Nos fue bien a esos pichones de frailes: no nos tocaron curas pedófilos. Cero acosos en una época en la que ver la sota de bastos, o las bellas montañeras de La Linda, nos alborotaba la bilirrubina sexual que después convertíamos en carne de confesión. No se podía pecar ni con las ganas.  

Eran severos los frailes. Sobre todo los más viejos. No se paraban en pelos para  castigar con varios “ciliciazos” a los infractores. Me tocó pasar varias veces al frente en la entrega de calificaciones. “Cómo se le ocurre mandar a un compañero – el “Cuadrado” Maya- a comer mierda? ¿Dónde se había visto eso, señor? Venga p’ acá.”  Quedaba uno ante el respetable como el sur de las vacas cuando van pa’l norte.

Era la época en que en las familias las mamás soñaban con tener, mínimo, un cura en casa. Y si llegábamos a papas, mejor. Claro que tengo la sensación de que más que un papa, las madres querían desembarazarse de los que jodíamos demasiado. Como este servidor matinal de tintos.

Admití que tenía vocación cuando me prometieron que si me iba pa’l seminario me bajarían los pantalones y me mandaban a Manizales en Superconstellation de Avianca. Y caí en la tentación. Llegué al aeropuerto de Santágueda muy sí señor. Me tentaron también con la promesa de que podía jugar de todo: fútbol, atletismo y ciclismo incluidos. Allá aprendimos a jugar pelota vasca y handball que trajeron del otro lado del charco los primeros frailes agustinos.

No me aburrí un solo día. Y supongo que las bases culturales y morales que nos dieron nos ayudaron  a transitar por este acabadero de ropa que es la vida.
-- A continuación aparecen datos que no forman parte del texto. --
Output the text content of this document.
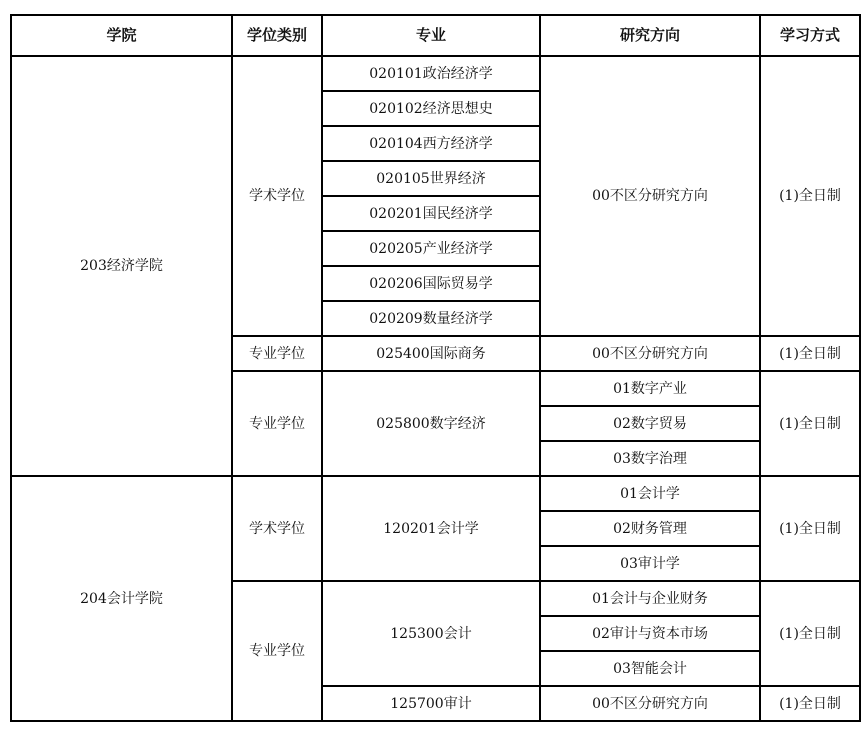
学院	学位类别	专业	研究方向	学习方式
203经济学院	学术学位	020101政治经济学	00不区分研究方向	(1)全日制
		020102经济思想史		
		020104西方经济学		
		020105世界经济		
		020201国民经济学		
		020205产业经济学		
		020206国际贸易学		
		020209数量经济学		
	专业学位	025400国际商务	00不区分研究方向	(1)全日制
	专业学位	025800数字经济	01数字产业	(1)全日制
			02数字贸易	
			03数字治理	
204会计学院	学术学位	120201会计学	01会计学	(1)全日制
			02财务管理	
			03审计学	
	专业学位	125300会计	01会计与企业财务	(1)全日制
			02审计与资本市场	
			03智能会计	
		125700审计	00不区分研究方向	(1)全日制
En mi caso, no he sido, ni mucho menos, un dechado de perfección, un Agustín segunda etapa, pero lo he hecho lo mejor que he podido. Que tampoco es mucho. No exageremos.

Creo que decidí desertar cuando al tercero año de seminario, descubrí que no volvieron mis amigos de años anteriores. Y los que regresan a casa, ya no en Superconstellation, sino en Braniff, “en branifuemíchica” Flota Arauca. Cuando veo en la carretera un bus de esos me provoca agarrarlo a picos.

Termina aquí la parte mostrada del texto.